Revised Map of Jefferson County Texas
The map depicts all of Jefferson County, situated at the southeast corner of the state, its eastern and northern boundary formed by Sabine Lake and the Neches River, with Hardin, Liberty and Chambers Counties to the northwest and west. The map identifies property boundaries and owners, and uses a variety of line styles to delineate numerous operating and proposed railroads, all converging on Beaumont; the ongoing construction of the Port Arthur Canal (completed 1899); and a proposed deepwater channel in Sabine Lake. At top and bottom are a number of official-looking attestations to the map’s accuracy.

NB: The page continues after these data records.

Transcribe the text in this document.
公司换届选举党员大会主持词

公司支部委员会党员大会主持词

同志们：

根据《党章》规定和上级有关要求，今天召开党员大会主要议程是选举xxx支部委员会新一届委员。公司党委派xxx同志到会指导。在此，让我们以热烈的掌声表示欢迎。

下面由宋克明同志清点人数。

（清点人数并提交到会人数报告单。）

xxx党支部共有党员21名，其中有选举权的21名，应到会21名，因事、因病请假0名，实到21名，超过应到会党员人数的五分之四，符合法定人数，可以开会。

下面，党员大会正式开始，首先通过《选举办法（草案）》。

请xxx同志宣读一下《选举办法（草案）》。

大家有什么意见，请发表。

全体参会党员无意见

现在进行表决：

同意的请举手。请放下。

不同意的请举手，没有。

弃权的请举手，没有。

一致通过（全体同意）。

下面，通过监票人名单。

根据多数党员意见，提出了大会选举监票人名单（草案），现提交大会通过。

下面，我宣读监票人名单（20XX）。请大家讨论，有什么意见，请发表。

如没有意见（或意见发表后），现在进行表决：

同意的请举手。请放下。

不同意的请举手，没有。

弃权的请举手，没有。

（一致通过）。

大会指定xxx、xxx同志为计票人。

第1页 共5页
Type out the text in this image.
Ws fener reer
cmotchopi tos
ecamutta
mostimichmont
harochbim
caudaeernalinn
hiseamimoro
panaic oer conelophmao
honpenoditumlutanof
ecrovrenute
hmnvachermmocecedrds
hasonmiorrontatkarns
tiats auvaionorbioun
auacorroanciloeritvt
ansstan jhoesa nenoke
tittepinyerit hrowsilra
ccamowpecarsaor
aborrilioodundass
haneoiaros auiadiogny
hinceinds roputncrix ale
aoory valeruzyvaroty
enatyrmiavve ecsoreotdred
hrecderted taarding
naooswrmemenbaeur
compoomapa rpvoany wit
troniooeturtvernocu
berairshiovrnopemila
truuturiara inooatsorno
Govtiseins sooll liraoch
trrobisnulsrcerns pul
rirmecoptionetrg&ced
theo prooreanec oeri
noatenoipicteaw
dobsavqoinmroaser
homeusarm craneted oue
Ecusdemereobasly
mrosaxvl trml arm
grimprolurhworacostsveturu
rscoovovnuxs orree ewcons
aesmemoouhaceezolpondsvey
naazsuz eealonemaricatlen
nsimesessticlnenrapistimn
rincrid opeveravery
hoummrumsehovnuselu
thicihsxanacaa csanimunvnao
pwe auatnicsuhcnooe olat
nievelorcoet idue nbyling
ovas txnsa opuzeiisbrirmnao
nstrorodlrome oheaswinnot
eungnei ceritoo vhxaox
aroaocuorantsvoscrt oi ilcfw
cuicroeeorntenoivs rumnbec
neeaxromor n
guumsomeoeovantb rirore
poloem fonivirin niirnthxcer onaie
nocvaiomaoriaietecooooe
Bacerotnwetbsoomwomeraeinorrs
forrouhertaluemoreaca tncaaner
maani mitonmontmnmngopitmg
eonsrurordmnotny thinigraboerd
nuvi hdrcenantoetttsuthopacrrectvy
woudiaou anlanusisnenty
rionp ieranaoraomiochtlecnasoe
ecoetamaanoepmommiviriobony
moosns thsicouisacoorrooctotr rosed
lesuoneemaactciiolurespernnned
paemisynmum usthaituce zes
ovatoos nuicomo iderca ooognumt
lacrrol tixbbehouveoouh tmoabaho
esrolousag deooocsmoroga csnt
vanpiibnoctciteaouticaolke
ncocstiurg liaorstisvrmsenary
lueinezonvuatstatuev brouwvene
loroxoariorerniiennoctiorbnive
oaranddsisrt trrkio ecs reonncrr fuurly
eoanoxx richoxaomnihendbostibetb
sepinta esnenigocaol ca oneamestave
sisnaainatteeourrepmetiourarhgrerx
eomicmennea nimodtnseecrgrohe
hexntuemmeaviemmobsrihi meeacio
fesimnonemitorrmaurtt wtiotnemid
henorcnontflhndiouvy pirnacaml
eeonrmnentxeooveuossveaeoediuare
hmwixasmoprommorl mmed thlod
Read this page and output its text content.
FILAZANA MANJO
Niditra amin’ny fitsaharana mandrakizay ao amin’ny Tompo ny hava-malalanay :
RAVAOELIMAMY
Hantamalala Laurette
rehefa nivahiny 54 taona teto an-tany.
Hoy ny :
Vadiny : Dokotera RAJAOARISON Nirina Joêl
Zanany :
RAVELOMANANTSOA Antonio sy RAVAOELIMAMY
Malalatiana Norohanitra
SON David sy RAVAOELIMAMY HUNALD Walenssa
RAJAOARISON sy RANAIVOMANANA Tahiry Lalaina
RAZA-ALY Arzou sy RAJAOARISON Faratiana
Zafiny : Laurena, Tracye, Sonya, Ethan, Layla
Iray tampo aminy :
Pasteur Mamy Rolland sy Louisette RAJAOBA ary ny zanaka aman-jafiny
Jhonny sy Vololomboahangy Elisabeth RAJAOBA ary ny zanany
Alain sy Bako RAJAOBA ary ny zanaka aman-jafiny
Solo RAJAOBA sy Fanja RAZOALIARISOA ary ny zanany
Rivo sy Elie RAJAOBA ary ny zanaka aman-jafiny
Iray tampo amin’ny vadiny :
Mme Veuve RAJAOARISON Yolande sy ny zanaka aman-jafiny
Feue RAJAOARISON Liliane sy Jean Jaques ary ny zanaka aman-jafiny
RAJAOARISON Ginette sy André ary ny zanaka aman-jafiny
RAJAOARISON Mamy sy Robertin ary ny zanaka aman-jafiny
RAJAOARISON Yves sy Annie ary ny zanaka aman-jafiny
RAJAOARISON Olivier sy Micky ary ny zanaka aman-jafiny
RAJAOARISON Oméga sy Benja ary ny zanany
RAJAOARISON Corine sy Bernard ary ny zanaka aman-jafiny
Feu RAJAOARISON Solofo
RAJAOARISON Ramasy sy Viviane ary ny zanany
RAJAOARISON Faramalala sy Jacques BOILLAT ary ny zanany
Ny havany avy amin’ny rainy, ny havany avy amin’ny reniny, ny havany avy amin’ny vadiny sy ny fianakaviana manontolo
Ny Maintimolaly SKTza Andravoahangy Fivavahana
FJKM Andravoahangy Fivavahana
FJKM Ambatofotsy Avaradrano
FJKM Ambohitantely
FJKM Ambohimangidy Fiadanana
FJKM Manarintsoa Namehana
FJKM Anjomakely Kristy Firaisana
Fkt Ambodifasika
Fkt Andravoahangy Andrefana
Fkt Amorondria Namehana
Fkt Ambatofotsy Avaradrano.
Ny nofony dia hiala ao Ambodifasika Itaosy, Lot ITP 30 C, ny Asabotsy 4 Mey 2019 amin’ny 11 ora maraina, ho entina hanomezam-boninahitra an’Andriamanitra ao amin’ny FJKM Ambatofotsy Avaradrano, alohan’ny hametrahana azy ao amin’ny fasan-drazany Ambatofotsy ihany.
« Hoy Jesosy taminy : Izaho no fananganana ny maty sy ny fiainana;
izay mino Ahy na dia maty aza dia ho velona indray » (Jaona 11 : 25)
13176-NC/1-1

It all seems straightforward, but much about the map has an intensely persuasive quality, all aimed at emphasizing the Jefferson County’s boundless economic potential. A long text block at lower right sums up the argument: The county offers ample and inexpensive natural resources, an excellent climate for agriculture, proximity “to the good lumber region of Southeast Texas and Southwest Louisiana”, and transportation infrastructure, all rendering it “the logical commercial and manufacturing center of the Gulf Coast Country”.

One of the more interesting persuasive features is easily missed: At far upper right a tiny sketch map of the region between Texas’ Gulf Coast and Chicago and Omaha emphasizes both the extent of “the great long leaf yellow pine forest in South East Texas and West Louisiana” and the ease of getting its lumber to market. This little map is wildly out of scale, thus making Jefferson County appear far closer to Midwestern markets than it is.

The most striking persuasive feature is at lower right, where Uncle Sam stands with a satchel of money at his feet, below it the declarations “Jefferson County / Deep Water / A Success”, and “A Door to the World”. To Uncle Sam’s right is the Stars and Stripes with the motto “Uncle Sam’s Deep Water. The World’s Progress.” This all refers to a cluster of proposed projects to improve navigation from the Gulf of Mexico, through Sabine Pass to Port Arthur, and then up the Neches River to Beaumont. As I understand it, funding for much of this work was not actually improved until after the 1901 Spindletop Gusher boosted demand.

The Spindletop Gusher and Higgins’ later career
Higgins eventually entered into a drilling partnership with Anthony Francis Lucas, a Croatian-born engineer then involved in salt mining in Louisiana. But their initial drilling efforts also failed, and the funding ran out. In early 1900 Lucas obtained new funding from Pittsburgh businessmen, on the condition however that Higgins be eliminated from the partnership.

The effort faced enormous financial and technical obstacles, but after a number of stops and starts Lucas struck oil on January 10, 1901. The well flowed at the extraordinary rate of some 100,000 barrels per day—more than all other wells in the country combined. The ensuing frenzy was extraordinary: the area’s population exploded, real estate prices skyrocketed, fortunes were made and lost, and innumerable frauds perpetuated on a gullible public. Soon more than 200 wells dotted the hill, leading to a short-lived oil glut until production plunged within a couple of years.

Higgins sued the drillers and obtained an out-of-court settlement. This, combined with his now immensely-valuable real estate interests in the area, provided a financial platform for him to establish Higgins Standard Oil Company in 1902. As the name suggests, his intention was to establish a vertically-integrated oil empire on the model of John D. Rockefeller’s Standard Oil. Unfortunately for Higgins, the offering seems to have failed: In the words of writer Daniel Yergin, “the public had become wary of any more stock offerings bearing the imprint of “Swindletop.”” (The Prize, chap. 4)

In all, a rare and striking persuasive map by one of the most significant and colorful figures of the early Texas oil industry.

References
OCLC 29179334 (Houston Public Library, SMU, Univ. of Texas-Arlington) and 798205772 (Library of Congress, Yale), as of Feb. 2022.